Diabełek pomieszkujący w redakcji Bolec.Info nie pozwolił nam tego tak zostawić, bo „niecały” browarek plus nazwisko radnego stworzyły piękną zbitkę słowną i postanowiliśmy ją zobrazować robiąc sobie z radnego takie żarty:
Sądowi jednak nie było do śmiechu i na niejawnym posiedzeniu 3 lipca wydał wyrok nakazowy. Wykroczenie radnego, czyli jazdę po spożyciu alkoholu wycenił na 300 zł grzywny i pół roku zakazu prowadzenia pojazdów mechanicznych. Ani policja, ani sąd nie zajmowały się tym, że radny jechał bez kasku.
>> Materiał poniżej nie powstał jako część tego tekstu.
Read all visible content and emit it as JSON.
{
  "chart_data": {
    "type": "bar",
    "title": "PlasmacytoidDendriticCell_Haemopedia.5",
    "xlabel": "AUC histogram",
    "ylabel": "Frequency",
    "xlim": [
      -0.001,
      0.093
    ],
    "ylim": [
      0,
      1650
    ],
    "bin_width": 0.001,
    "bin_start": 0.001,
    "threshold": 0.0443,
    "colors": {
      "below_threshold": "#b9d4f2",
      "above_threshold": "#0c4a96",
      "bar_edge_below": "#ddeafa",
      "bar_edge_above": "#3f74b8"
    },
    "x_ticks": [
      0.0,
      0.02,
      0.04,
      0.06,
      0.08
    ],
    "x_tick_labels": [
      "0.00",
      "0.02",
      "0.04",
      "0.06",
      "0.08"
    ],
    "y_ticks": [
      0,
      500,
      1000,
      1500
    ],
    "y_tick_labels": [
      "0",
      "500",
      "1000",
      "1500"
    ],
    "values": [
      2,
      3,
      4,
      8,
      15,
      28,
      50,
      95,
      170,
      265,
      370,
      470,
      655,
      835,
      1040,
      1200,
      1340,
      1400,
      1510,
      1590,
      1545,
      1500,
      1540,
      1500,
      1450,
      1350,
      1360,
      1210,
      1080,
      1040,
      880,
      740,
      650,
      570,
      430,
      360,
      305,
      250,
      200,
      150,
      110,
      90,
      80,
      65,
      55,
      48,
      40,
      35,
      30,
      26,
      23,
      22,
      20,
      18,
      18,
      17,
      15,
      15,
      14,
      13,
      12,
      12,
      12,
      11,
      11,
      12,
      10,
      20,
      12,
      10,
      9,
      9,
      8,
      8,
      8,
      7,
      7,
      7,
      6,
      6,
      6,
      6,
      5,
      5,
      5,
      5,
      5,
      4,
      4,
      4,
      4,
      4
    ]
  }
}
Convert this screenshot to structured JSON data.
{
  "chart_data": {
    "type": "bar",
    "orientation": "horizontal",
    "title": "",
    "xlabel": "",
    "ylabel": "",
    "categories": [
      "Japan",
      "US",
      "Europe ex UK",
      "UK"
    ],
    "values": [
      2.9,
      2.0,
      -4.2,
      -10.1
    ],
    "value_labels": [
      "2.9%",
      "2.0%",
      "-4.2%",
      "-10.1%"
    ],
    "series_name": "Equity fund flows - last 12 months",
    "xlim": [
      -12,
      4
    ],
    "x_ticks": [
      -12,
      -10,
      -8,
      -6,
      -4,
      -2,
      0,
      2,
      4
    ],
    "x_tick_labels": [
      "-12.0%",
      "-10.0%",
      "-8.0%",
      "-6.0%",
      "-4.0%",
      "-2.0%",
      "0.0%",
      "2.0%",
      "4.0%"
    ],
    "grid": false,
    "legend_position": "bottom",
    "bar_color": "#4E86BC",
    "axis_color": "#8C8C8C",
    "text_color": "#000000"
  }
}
Być może to jakiś prezent, bo radnego zatrzymano w Dzień Dziecka.
300 zł to jedna czwarta miesięcznej diety szeregowego radnego Rady Miasta Bolesławiec. Wypłacanej również w sezonie urlopowym, gdy radni niemal nie mają pracy (w lipcu sesji nie było, w tym miesiącu jedyna odbędzie się 30 sierpnia). Radny Biesiadecki ma diety nieco więcej, bo jest zastępcą przewodniczącego Komisji Infrastruktury, Gospodarki Przestrzennej i Budownictwa oraz członkiem komisji Oświaty, Kultury i Sportu.
Gdyby poczucie humoru nas nie opuszczało napisalibyśmy, że jak już chcecie bezkarnie jeździć po Bolesławcu bez kasku, to przynajmniej przedtem walnijcie sobie piwko. Tak dla odwrócenia uwagi.
Radny z prawomocnym wyrokiem sądu robi jednak to samo, co mnóstwo przedstawicieli władzy i instytucji publicznych. Kiedy robi coś nie tak, pretensje ma nie do siebie, a do mediów. Pretensje o to, że poinformowały o fakcie, albo sobie z niego zażartowały. Pan radny jest osobą publiczną, zdecydował o tym biorąc udział w wyborach. Automatycznie pozwolił na krytykę, opisywanie jego osoby a także na żarty z siebie. To tak zwana naturalna konsekwencja.
Szanowna policjo, szanowny panie radny, To nie my walnęliśmy „niecałe” piwo, wsiedliśmy na motorek bez kasku i pocinaliśmy Zabobrzem, żeby podbić statystyki policji i Sądowi Rejonowemu w Bolesławcu. Nasze publikacje nie są przyczyną, one są skutkiem.